Elucidating biological risk factors in suicide: role of protein kinase A

Abstract

Suicide is a major public health concern. Although there have been several studies of suicidal behavior that focused on the roles of psychosocial and sociocultural factors, these factors are of too little predictive value to be clinically useful. Therefore, research on the biological perspective of suicide has gained a stronghold and appears to provide a promising approach to identify biological risk factors associated with suicidal behavior. Recent studies demonstrate that an alteration in synaptic and structural plasticity is key to affective illnesses and suicide. Signal transduction molecules play an important role in such plastic events. Protein kinase A (PKA) is a crucial enzyme in the adenylyl cyclase signal transduction pathway and is involved in regulating gene transcription, cell survival, and plasticity. In this review, we critically and comprehensively discuss the role of PKA in suicidal behavior. Because stress is an important component of suicide, we also discuss whether stress affects PKA and how this may be associated with suicidal behavior. In addition, we also discuss the functional significance of the findings regarding PKA by describing the role of important PKA substrates (i.e., Rap1, cyclic adenosine monophosphate response element binding protein, and target gene brain-derived neurotrophic factor).

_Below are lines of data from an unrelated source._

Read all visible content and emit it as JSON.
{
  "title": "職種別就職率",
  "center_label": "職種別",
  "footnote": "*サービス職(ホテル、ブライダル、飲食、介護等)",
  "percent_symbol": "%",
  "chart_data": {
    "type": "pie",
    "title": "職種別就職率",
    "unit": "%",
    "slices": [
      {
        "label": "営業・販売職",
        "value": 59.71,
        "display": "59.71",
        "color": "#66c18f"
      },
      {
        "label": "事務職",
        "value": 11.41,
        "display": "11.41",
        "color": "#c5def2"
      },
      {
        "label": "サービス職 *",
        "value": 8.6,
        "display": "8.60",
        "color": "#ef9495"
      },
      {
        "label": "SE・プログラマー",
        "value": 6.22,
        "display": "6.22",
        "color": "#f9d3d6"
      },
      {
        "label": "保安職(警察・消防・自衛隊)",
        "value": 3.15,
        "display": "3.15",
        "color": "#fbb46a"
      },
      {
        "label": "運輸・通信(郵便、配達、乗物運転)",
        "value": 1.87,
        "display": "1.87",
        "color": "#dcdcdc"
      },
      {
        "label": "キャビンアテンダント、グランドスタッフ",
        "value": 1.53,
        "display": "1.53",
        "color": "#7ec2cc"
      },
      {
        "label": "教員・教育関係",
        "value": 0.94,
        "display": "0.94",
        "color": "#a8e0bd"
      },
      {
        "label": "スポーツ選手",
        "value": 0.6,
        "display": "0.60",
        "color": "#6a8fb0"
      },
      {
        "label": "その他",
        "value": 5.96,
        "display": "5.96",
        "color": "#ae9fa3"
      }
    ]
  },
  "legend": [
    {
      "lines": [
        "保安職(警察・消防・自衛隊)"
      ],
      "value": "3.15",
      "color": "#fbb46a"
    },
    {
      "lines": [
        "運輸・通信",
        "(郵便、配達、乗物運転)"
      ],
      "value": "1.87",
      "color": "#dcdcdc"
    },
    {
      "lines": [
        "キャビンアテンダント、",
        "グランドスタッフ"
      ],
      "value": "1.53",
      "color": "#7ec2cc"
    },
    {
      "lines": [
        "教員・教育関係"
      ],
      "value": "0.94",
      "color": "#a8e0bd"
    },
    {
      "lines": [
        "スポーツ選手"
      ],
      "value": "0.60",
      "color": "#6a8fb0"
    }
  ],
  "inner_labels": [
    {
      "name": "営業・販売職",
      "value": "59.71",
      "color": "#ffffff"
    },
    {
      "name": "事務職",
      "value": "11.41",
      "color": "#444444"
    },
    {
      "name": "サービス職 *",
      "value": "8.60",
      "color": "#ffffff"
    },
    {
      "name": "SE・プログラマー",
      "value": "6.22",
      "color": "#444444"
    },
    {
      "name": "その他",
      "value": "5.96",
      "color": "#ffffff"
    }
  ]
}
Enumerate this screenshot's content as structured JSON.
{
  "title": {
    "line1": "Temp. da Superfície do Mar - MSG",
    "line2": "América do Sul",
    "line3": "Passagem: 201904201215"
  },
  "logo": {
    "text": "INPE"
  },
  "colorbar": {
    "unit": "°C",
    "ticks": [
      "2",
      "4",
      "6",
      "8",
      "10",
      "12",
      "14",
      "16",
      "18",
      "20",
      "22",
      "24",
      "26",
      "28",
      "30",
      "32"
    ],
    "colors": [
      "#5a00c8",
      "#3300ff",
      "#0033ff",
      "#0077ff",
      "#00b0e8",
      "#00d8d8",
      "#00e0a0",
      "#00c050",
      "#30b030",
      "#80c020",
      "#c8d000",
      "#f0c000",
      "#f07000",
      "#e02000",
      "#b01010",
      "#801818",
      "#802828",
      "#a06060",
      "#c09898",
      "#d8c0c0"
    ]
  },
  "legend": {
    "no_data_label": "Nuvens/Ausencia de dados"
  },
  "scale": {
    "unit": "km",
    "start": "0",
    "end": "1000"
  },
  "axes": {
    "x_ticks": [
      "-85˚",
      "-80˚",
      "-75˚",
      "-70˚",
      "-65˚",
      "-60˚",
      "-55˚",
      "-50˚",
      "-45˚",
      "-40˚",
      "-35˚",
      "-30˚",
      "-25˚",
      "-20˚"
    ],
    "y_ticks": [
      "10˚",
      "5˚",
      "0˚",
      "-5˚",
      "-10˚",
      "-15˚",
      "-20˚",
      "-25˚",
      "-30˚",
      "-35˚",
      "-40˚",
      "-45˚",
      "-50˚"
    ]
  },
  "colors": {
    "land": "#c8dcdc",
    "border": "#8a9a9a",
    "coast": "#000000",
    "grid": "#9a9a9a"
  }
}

These studies suggest the interesting possibility that PKA and related signaling molecules may serve as important neurobiological factors in suicide and may be relevant in target-specific therapeutic interventions for these disorders.

Figure 1

Overview of protein kinase A signaling. In this signaling pathway, the binding of neurotransmitter (NT) to G protein–coupled receptors leads to the activation of G proteins, which, in turn, activate adenylyl cyclase, leading to the production of cyclic adenosine monophosphate (cAMP). In the inactive state, the α subunit of G protein is bound to guanosine diphosphate (GDP) and to βγ subunits. The binding of agonists to receptors causes an interaction of receptors with G proteins, which, in turn, releases GDP in exchange with guanosine triphosphate (GTP). This leads to generation of α-GTP and a βγ subunit dimer. Both α and βγ subunits can interact with effectors. Protein kinase A (PKA) is a holoenzyme composed of two subunits: regulatory (R) and catalytic (C). These regulatory and catalytic subunits form a tetrameric holoenzyme (R₂C₂). In the absence of cAMP, PKA exists as a stable inactive tetramer. The catalytic activity of cAMP is suppressed when the C subunits form a complex with the R subunits. Cyclic AMP, generated in response to adenylyl cyclase activation, binds to the R subunits of tetrameric PKA holoenzymes. The binding of cAMP to an R subunit lowers its affinity for the C subunit. This causes the release of free C subunits. The C subunit can catalyze phosphorylation of substrates in the cytoplasm or, after translocation of the C subunits, in the nucleus. Protein kinase A is also anchored with A kinase–anchoring proteins, causes compartmentalized localization of PKA, and initiates phosphorylation of substrates in a localized fashion. One of the substrates of PKA is transcription factor cAMP response element binding (CREB) protein, which regulates the transcription of many neuronally expressed genes, including brain-derived neurotrophic factor (BDNF). The exchange protein activated by cAMP (Epac) is stimulated by cAMP to exchange GDP with GTP on Rap1. Rap1 can also be regulated by phosphorylation by a C subunit of PKA. Deactivation of PKA is achieved through degradation of cAMP to 5’AMP by cAMP-specific phosphodiesterases (PDEs).

Figure 2

Changes reported in the activation and/or expression of specific catalytic (C) and regulatory (R) subunit isoforms of protein kinase A (PKA), cyclic adenosine monophosphate response element binding protein (CREB), Rap1, and brain-derived neurotrophic factor (BDNF) in suicide brain or during stress. (↓) denotes decrease; and (↑), increase.